Before to farther Fight he wou'd advance,
He stood considering, and survey'd his Lance.
Doubts if he wielded not a wooden Spear
Without a Point: He look'd, the Point was there.
This is my Hand, and this my Lance, he said;
By which so many thousand Foes are dead.
O whether is their usual Virtue fled!
I had it once; and the Lyrnessian Wall,
And Tenedos, confess'd it in their Fall.
Thy Streams, Caicus, rowl'd a Crimson-Flood;
And Thebes ran red with her own Natives Blood.

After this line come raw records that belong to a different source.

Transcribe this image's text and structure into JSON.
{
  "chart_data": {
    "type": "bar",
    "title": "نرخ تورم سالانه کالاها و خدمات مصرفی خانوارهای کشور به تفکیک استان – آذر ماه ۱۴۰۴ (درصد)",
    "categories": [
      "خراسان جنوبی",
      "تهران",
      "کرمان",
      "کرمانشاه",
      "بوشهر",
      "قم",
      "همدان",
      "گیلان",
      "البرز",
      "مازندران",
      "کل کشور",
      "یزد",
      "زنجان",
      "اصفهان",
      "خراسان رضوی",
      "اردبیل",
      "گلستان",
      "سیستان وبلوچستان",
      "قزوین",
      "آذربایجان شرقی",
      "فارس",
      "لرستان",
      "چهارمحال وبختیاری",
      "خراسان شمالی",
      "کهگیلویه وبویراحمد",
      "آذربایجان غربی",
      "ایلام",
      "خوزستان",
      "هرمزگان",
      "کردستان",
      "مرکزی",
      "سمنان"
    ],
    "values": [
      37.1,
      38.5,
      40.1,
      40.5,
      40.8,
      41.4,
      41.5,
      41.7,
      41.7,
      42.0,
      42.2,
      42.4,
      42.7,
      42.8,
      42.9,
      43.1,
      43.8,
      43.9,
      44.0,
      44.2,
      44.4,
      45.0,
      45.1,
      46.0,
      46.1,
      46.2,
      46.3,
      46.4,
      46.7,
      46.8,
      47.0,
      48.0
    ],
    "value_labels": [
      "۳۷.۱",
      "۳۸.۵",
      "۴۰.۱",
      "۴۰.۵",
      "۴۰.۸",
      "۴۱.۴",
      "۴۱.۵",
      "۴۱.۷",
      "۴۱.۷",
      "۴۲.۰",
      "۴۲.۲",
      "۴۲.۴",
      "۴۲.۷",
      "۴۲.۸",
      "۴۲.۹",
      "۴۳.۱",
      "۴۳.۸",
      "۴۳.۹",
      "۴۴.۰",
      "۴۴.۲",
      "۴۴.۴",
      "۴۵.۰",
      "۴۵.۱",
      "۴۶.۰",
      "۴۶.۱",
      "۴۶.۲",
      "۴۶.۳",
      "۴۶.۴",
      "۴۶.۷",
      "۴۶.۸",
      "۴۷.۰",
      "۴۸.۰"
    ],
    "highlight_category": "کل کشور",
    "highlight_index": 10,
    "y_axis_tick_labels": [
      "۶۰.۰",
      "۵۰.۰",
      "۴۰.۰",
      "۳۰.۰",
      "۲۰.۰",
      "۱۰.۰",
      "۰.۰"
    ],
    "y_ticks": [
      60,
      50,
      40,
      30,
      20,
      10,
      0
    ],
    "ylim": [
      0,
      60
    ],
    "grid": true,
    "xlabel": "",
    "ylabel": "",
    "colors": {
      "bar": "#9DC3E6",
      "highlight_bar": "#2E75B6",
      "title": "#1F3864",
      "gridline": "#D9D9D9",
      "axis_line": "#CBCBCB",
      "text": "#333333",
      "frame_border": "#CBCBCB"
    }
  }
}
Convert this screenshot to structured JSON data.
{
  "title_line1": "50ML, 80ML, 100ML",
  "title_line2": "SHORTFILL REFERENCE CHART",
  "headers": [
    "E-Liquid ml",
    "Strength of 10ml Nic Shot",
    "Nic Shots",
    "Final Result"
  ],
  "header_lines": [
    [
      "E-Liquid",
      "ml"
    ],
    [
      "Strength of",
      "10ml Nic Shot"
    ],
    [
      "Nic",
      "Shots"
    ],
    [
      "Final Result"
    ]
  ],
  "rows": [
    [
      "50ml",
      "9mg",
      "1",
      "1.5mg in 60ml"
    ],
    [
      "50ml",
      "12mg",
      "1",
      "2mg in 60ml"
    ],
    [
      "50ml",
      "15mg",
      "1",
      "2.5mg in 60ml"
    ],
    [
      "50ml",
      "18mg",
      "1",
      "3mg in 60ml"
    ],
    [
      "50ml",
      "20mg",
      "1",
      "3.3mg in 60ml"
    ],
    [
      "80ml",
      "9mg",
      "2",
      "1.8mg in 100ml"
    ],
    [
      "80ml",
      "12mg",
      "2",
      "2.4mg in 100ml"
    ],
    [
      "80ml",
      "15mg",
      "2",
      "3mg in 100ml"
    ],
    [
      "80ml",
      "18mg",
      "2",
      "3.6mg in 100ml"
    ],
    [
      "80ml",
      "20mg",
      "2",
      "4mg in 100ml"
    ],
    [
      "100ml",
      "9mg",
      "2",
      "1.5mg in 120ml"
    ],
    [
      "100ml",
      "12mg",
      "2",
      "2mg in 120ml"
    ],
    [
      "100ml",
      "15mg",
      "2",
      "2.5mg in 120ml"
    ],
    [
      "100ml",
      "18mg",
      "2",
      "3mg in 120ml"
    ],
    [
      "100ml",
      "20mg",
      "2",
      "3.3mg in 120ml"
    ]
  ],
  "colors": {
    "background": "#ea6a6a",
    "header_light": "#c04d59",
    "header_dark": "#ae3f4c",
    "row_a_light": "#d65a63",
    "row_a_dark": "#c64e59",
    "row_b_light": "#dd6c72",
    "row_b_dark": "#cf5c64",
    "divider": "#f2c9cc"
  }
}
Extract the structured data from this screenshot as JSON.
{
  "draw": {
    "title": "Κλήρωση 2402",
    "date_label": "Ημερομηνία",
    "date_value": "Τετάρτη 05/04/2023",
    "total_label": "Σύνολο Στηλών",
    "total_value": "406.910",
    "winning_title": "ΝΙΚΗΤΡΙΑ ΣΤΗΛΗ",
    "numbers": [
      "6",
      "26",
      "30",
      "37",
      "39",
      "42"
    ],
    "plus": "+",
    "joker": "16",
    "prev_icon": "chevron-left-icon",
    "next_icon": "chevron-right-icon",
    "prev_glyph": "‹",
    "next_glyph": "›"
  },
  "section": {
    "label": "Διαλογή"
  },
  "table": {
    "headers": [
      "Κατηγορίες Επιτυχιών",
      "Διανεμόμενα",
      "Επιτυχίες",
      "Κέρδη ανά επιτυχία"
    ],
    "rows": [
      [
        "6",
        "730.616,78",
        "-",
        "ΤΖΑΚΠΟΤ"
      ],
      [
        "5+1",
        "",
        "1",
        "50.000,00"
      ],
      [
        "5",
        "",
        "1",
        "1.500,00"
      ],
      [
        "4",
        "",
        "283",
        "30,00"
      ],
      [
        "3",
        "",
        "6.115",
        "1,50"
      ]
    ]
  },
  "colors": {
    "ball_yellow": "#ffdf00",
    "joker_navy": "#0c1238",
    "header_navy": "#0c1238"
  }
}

Twice Telephus employ'd their Steel,
To wound him first, and afterward to heal.
The Vigour of this Arm was never vain:
And that my wonted Prowess I retain,
Witness these Heaps of Slaughter on the Plain.
He said; and, doubtful of his former Deeds,
To some new Tryal of his Force proceeds.
He chose Menætes from among the rest;
At him he launched his Spear, and pierc'd his Breast:
On the hard Earth the Lycian knock'd his Head,
And lay supine; and forth the Spirit fled.
Then thus the Hero; neither can I blame
The Hand, or Jav'lin; both are still the same.
The same I will employ against this Foe,
And wish but with the same Success to throw.
So spoke the Chief; and while he spoke he threw;
The Weapon with unerring Fury flew,
At his left Shoulder aim'd: Nor Entrance found;
But back, as from a Rock, with swift Rebound
Harmless return'd: A bloody Mark appear'd,
Which with false Joy the flatter'd Hero chear'd.
Wound there was none; the Blood that was in view,
The Lance before from slain Menætes drew.
Headlong he leaps from off his lofty Car,
And in close Fight on Foot renews the War.